Control fails T1 under the time budget. The rhythm acts as an inference accelerant: within a few-cycle window PING reaches the weighted estimate while the asynchronous control mixes too slowly. This is the Aitchison–Lengyel (ar007) angle — gamma as the momentum of a fast sampler — and would be a stronger claim than the representational one.
PING tracks $\sigma_*^2$ , control does not (in any channel). The rhythm is the uncertainty substrate — the strong form of the conjecture. Posterior width is legible only where there is a cycle to disperse around.
Both track $\sigma_*^2$ in the rate channel, only PING also in band timing. The likeliest real outcome: the rhythm supplies a redundant, more legible second read-out rather than a unique one.

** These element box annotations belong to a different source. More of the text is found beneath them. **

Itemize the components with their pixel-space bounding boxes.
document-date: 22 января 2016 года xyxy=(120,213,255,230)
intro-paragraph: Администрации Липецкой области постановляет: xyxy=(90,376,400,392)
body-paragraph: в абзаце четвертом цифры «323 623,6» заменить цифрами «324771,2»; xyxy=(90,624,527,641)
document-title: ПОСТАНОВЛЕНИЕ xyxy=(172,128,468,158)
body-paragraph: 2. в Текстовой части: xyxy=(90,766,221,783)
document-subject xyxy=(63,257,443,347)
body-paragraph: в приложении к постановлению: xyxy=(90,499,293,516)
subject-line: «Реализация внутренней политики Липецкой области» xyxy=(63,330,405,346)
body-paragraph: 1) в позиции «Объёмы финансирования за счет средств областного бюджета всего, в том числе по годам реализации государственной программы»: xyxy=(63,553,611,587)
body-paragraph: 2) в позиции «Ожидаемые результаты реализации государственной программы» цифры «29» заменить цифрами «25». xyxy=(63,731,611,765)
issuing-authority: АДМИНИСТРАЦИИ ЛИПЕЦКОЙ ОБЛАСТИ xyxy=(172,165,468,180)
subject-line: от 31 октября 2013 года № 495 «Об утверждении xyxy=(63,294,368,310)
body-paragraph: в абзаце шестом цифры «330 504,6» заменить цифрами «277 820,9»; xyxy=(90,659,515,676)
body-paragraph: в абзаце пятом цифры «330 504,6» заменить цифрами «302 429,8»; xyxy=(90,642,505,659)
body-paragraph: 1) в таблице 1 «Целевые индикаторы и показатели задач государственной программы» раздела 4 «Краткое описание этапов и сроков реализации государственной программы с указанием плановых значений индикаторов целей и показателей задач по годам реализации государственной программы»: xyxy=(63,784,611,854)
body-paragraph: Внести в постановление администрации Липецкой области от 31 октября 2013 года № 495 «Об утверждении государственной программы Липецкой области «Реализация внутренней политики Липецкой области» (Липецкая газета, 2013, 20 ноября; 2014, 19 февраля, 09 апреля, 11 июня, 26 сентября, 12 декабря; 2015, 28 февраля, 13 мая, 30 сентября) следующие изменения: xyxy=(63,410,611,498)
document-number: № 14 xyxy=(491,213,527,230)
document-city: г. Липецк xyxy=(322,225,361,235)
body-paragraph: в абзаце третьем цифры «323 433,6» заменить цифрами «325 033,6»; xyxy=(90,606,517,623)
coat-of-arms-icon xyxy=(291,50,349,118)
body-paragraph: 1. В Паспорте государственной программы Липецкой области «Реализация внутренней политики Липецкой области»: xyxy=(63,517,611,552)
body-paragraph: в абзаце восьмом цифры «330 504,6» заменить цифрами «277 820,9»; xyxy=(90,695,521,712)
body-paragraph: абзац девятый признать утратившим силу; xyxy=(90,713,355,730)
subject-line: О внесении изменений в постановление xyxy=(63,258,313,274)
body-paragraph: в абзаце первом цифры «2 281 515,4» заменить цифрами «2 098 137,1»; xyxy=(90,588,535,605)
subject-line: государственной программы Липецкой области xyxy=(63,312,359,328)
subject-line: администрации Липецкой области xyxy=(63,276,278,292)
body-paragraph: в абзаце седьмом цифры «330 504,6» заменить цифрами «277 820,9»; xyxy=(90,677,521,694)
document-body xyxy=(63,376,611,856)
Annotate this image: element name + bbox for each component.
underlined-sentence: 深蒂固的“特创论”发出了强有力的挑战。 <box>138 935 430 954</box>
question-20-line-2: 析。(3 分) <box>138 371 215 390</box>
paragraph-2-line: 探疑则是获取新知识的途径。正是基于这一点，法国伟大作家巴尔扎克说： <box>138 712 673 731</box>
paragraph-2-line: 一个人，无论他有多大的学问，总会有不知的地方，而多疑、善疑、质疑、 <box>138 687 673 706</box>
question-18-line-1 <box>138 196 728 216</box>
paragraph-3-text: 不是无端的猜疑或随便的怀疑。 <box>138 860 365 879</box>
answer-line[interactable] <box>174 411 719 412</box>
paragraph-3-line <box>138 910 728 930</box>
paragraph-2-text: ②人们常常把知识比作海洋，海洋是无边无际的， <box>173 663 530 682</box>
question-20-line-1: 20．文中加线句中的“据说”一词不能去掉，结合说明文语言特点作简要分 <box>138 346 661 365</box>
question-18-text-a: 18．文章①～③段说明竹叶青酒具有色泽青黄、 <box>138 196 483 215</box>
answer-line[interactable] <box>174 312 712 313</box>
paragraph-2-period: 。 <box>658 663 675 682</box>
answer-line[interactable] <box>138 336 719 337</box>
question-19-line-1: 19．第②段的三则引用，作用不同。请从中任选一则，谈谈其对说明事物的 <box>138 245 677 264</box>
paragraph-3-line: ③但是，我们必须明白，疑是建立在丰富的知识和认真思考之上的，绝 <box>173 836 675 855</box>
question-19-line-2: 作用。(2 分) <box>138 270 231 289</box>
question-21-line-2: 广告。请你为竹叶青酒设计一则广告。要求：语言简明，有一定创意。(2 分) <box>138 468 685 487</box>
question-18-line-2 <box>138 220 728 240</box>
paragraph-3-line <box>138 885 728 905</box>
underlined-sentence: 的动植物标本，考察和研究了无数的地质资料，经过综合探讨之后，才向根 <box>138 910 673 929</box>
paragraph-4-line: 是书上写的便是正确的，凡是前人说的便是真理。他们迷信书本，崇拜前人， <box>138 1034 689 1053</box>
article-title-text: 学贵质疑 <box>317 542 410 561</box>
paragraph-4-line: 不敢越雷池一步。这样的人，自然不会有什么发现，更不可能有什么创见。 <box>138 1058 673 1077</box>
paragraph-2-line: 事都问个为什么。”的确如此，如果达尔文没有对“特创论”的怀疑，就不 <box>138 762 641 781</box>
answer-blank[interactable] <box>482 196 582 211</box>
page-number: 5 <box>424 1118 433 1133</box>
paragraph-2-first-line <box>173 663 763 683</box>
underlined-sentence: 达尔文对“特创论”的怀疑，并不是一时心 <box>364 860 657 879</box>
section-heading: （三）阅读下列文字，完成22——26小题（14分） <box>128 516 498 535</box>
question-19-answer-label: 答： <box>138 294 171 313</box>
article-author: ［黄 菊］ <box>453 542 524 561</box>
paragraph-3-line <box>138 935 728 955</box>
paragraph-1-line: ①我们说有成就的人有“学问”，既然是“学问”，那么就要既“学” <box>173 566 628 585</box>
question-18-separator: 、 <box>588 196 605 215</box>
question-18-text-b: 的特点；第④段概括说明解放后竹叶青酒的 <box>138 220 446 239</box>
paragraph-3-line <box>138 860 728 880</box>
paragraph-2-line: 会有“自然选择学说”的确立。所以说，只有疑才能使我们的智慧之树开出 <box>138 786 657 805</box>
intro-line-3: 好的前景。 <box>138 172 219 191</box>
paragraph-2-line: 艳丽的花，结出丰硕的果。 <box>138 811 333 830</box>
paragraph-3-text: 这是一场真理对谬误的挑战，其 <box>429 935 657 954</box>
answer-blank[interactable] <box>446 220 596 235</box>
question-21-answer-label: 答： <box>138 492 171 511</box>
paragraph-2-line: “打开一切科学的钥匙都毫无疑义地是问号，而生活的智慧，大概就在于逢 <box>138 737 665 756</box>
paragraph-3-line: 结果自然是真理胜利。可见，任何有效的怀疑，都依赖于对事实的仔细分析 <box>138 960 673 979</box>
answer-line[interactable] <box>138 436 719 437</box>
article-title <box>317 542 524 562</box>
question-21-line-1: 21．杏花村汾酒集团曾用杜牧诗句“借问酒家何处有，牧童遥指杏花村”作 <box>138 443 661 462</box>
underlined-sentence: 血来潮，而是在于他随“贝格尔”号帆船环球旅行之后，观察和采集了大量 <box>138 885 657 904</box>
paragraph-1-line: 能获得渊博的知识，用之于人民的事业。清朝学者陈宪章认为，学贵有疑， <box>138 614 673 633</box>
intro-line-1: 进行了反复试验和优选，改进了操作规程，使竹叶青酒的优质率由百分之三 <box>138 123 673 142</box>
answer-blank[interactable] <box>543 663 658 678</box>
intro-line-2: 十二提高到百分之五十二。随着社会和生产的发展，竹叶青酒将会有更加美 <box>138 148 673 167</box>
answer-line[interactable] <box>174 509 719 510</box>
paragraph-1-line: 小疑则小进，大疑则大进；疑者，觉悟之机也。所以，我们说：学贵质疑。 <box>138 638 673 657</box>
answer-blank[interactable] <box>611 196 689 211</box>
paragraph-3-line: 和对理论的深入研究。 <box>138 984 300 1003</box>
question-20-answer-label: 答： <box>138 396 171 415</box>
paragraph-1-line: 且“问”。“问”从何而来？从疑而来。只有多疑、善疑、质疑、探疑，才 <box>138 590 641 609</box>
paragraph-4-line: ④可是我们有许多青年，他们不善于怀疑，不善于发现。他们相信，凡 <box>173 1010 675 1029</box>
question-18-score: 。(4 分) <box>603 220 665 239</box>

Uncertainty is represented either way; PING just shows its work.

What’s at stake

If H1 holds, this is a concrete instance of the sampling-school claim that probabilistic computation can fall out of trained recurrent E/I dynamics (Echeveste et al. 2020, via ar007) — reached here by ordinary gradient descent rather than by a sampling objective. If H2 also holds, it ties the project’s PING work directly to uncertainty representation: the gamma rhythm would be doing double duty as both the network’s clock and its confidence gauge. The most likely real outcome — T1 passes, H2 partly holds — is itself the interesting one, because the divergence in T3 is what would tell us where the uncertainty is.

Next steps

Implement the task and runner. A two-cue input generator (Gaussian-tuned populations with per-trial reliability), the population-vector readout over whole gamma cycles, and the runner at src/notebooks/nb051.py with hardcoded recipe (tier + modal-gpu only). The runner trains two networks on the identical task — the PING substrate and the nb050 non-rhythmic control — sharing readout, loss, and schedule.
Pilot at the tiny tier to confirm the network trains to non-trivial accuracy on a single reliability level before opening the mixed-reliability regime.
Run T1 first — it gates everything. Only if the precision-weighting is real do T2, T3, and the T4 contrast carry meaning.
If H2/H3 come out weak, add a confidence-requiring task variant (calibration-scored confidence output, cost-asymmetric loss, or temporal integration) so that posterior width is something the loss selects for rather than an incidental by-product.